Historically the management of PLIC, particularly the CFO, has wanted to book a conservative loss reserve so that future calendar years never reflected adverse development. In fact, the company reacted quite strongly the two times in the last 15 years when the actual came in higher than Freddie’s projections. Given the company management’s strong desire to book a conservative loss reserve and the high severity nature of products liability claims, Freddie has selected assumptions and projected reserves in his reports that were at the very upper end of what in his opinion was reasonable. However, none of Freddie’s actuarial reports (or year-end opinions) have included any mention of his conservative approach. 

After completing his June 30, 2004 actuarial reserve report, but before the quarterly financial statements were finalized, the CFO informs Freddie that PLIC is up for sale. The CFO asks Freddie to complete a separate report using the same June 30, 2004 data with much more aggressive assumptions and selections so that the resulting reserve is at the low end of Freddie’s reasonable range. The CFO tells Freddie that he is anticipating a reserve number that is 25% less than the number in the original June 30 actuarial report.  The CFO would like to show as much surplus as possible in the June 30 quarterly financials because he believes that this will maximize the sale price of the company. Freddie tells the CFO that he can revise his original report to include a reasonable range of reserve estimates. The CFO tells Freddie that the range approach is not acceptable. He wants a stand-alone report that can be shared with third parties interested in acquiring the company and this report is not to include any mention of the aggressive approach utilized. The CFO tells Freddie that he understands the likely loss of future revenue to his firm if PLIC is acquired and assures Freddie that he will “be taken care of” if the company is sold.
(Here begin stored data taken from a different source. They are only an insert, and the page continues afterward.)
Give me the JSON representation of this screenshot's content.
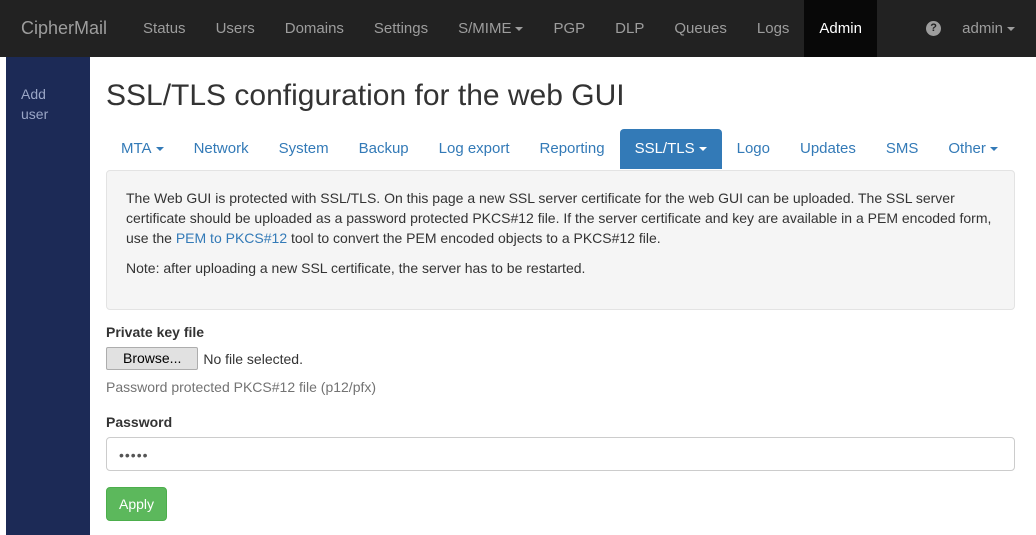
{
  "navbar": {
    "brand": "CipherMail",
    "items": [
      {
        "label": "Status"
      },
      {
        "label": "Users"
      },
      {
        "label": "Domains"
      },
      {
        "label": "Settings"
      },
      {
        "label": "S/MIME"
      },
      {
        "label": "PGP"
      },
      {
        "label": "DLP"
      },
      {
        "label": "Queues"
      },
      {
        "label": "Logs"
      },
      {
        "label": "Admin"
      }
    ],
    "help_glyph": "?",
    "user": "admin"
  },
  "sidebar": {
    "items": [
      {
        "label": "Add user"
      }
    ]
  },
  "main": {
    "title": "SSL/TLS configuration for the web GUI",
    "tabs": [
      {
        "label": "MTA"
      },
      {
        "label": "Network"
      },
      {
        "label": "System"
      },
      {
        "label": "Backup"
      },
      {
        "label": "Log export"
      },
      {
        "label": "Reporting"
      },
      {
        "label": "SSL/TLS"
      },
      {
        "label": "Logo"
      },
      {
        "label": "Updates"
      },
      {
        "label": "SMS"
      },
      {
        "label": "Other"
      }
    ],
    "info": {
      "p1_before": "The Web GUI is protected with SSL/TLS. On this page a new SSL server certificate for the web GUI can be uploaded. The SSL server certificate should be uploaded as a password protected PKCS#12 file. If the server certificate and key are available in a PEM encoded form, use the ",
      "p1_link": "PEM to PKCS#12",
      "p1_after": " tool to convert the PEM encoded objects to a PKCS#12 file.",
      "p2": "Note: after uploading a new SSL certificate, the server has to be restarted."
    },
    "form": {
      "key_label": "Private key file",
      "browse_label": "Browse...",
      "file_status": "No file selected.",
      "key_help": "Password protected PKCS#12 file (p12/pfx)",
      "password_label": "Password",
      "password_value": "•••••",
      "apply_label": "Apply"
    }
  },
  "colors": {
    "navbar_bg": "#222222",
    "sidebar_bg": "#1c2a56",
    "accent": "#337ab7",
    "apply": "#5cb85c"
  }
}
Is Freddie in violation of any of the applicable professional standards by completing this alternative “aggressive” actuarial report? 

YES
While Freddie can serve as an advocate for PLIC, through his professional actuarial credentials he has accepted the requirement to act with integrity and in a manner to uphold the reputation of the actuarial profession as stated in Precept 1 of the Code of Professional Conduct. The dramatic change from a very conservative to a very aggressive approach undermines the public credibility of the profession and gives appearance that insurance companies can manipulate the results of the actuarial report to fit the situation at hand. This claim could certainly damage the reputation of the profession. Further, Precept 8 requires that “An Actuary who performs Actuarial Services shall take reasonable steps to ensure that such services are not used to mislead other parties.”
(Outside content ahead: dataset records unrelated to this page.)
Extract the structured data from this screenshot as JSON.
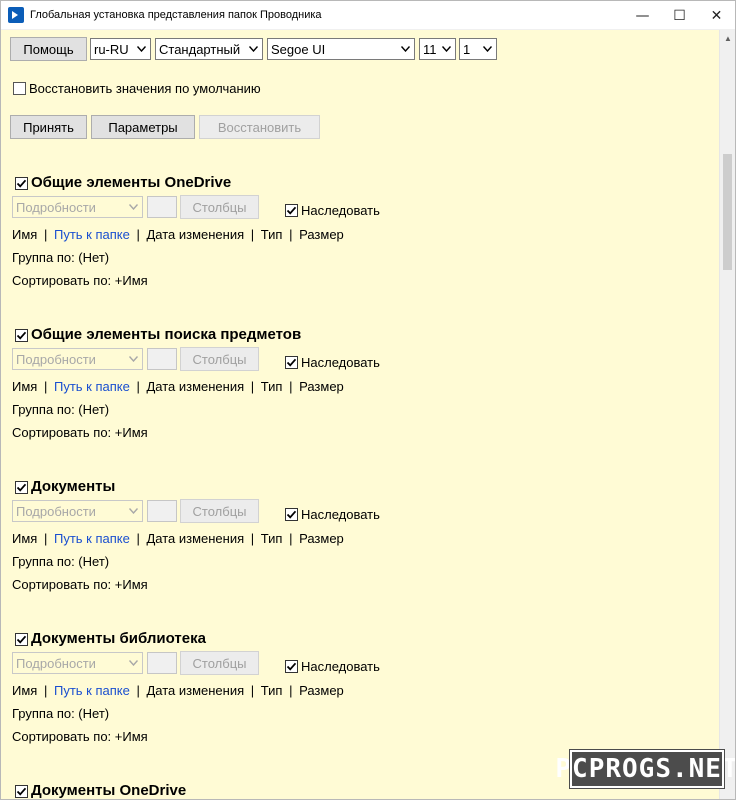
{
  "window": {
    "title": "Глобальная установка представления папок Проводника",
    "controls": {
      "minimize": "—",
      "maximize": "☐",
      "close": "✕"
    }
  },
  "toolbar": {
    "help_label": "Помощь",
    "language": "ru-RU",
    "style": "Стандартный",
    "font": "Segoe UI",
    "font_size": "11",
    "spacing": "1"
  },
  "restore_defaults_label": "Восстановить значения по умолчанию",
  "actions": {
    "apply_label": "Принять",
    "options_label": "Параметры",
    "restore_label": "Восстановить"
  },
  "sections": [
    {
      "title": "Общие элементы OneDrive",
      "view": "Подробности",
      "columns_label": "Столбцы",
      "inherit_label": "Наследовать",
      "cols": {
        "name": "Имя",
        "path": "Путь к папке",
        "date": "Дата изменения",
        "type": "Тип",
        "size": "Размер",
        "sep": "|"
      },
      "group_by": "Группа по: (Нет)",
      "sort_by": "Сортировать по: +Имя"
    },
    {
      "title": "Общие элементы поиска предметов",
      "view": "Подробности",
      "columns_label": "Столбцы",
      "inherit_label": "Наследовать",
      "cols": {
        "name": "Имя",
        "path": "Путь к папке",
        "date": "Дата изменения",
        "type": "Тип",
        "size": "Размер",
        "sep": "|"
      },
      "group_by": "Группа по: (Нет)",
      "sort_by": "Сортировать по: +Имя"
    },
    {
      "title": "Документы",
      "view": "Подробности",
      "columns_label": "Столбцы",
      "inherit_label": "Наследовать",
      "cols": {
        "name": "Имя",
        "path": "Путь к папке",
        "date": "Дата изменения",
        "type": "Тип",
        "size": "Размер",
        "sep": "|"
      },
      "group_by": "Группа по: (Нет)",
      "sort_by": "Сортировать по: +Имя"
    },
    {
      "title": "Документы библиотека",
      "view": "Подробности",
      "columns_label": "Столбцы",
      "inherit_label": "Наследовать",
      "cols": {
        "name": "Имя",
        "path": "Путь к папке",
        "date": "Дата изменения",
        "type": "Тип",
        "size": "Размер",
        "sep": "|"
      },
      "group_by": "Группа по: (Нет)",
      "sort_by": "Сортировать по: +Имя"
    },
    {
      "title": "Документы OneDrive"
    }
  ],
  "watermark": "PCPROGS.NET",
  "colors": {
    "background": "#fffbd5",
    "link": "#1a4fd0",
    "button": "#e1e1e1",
    "disabled_text": "#a0a0a0"
  },
  "icons": {
    "app": "powershell-icon",
    "dropdown": "chevron-down-icon",
    "check": "checkmark-icon"
  }
}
With respect to the documentation issue, Section 5.2 of Actuarial Standard of Practice 8 requires that the Actuary disclose any material change in assumptions from prior reports. The aggressive report represents a very material change from the prior report.

NO
The concept of companies encouraging actuaries to provide conservative or aggressive projections is quite common and is not in violation of any of our professional guidelines. As stated in the Statement of Principles Relating to Loss and Loss Adjustment Expense Reserves, “The uncertainty inherent in the estimation of required provisions for unpaid losses and loss adjustment expenses implies that a range of reserves can be actuarially sound.” This Statement also goes on to say, “The most appropriate reserve within a range of actuarially sound estimates depends on both the relative likelihood of estimates within the range and the financial reporting context in which the reserve is presented.”   

With respect to the documentation issue, the aggressive report is being completed for the first time for potential buyers (remember the conservative report is still being completed for management) so as long as prior reports are not distributed to potential buyers, there is not a prior report from which to have material assumption changes. While it may have been preferable to discuss the conservative nature of the historical reports and the aggressive nature of this report, there is no professional obligation for Freddie to make such a disclosure.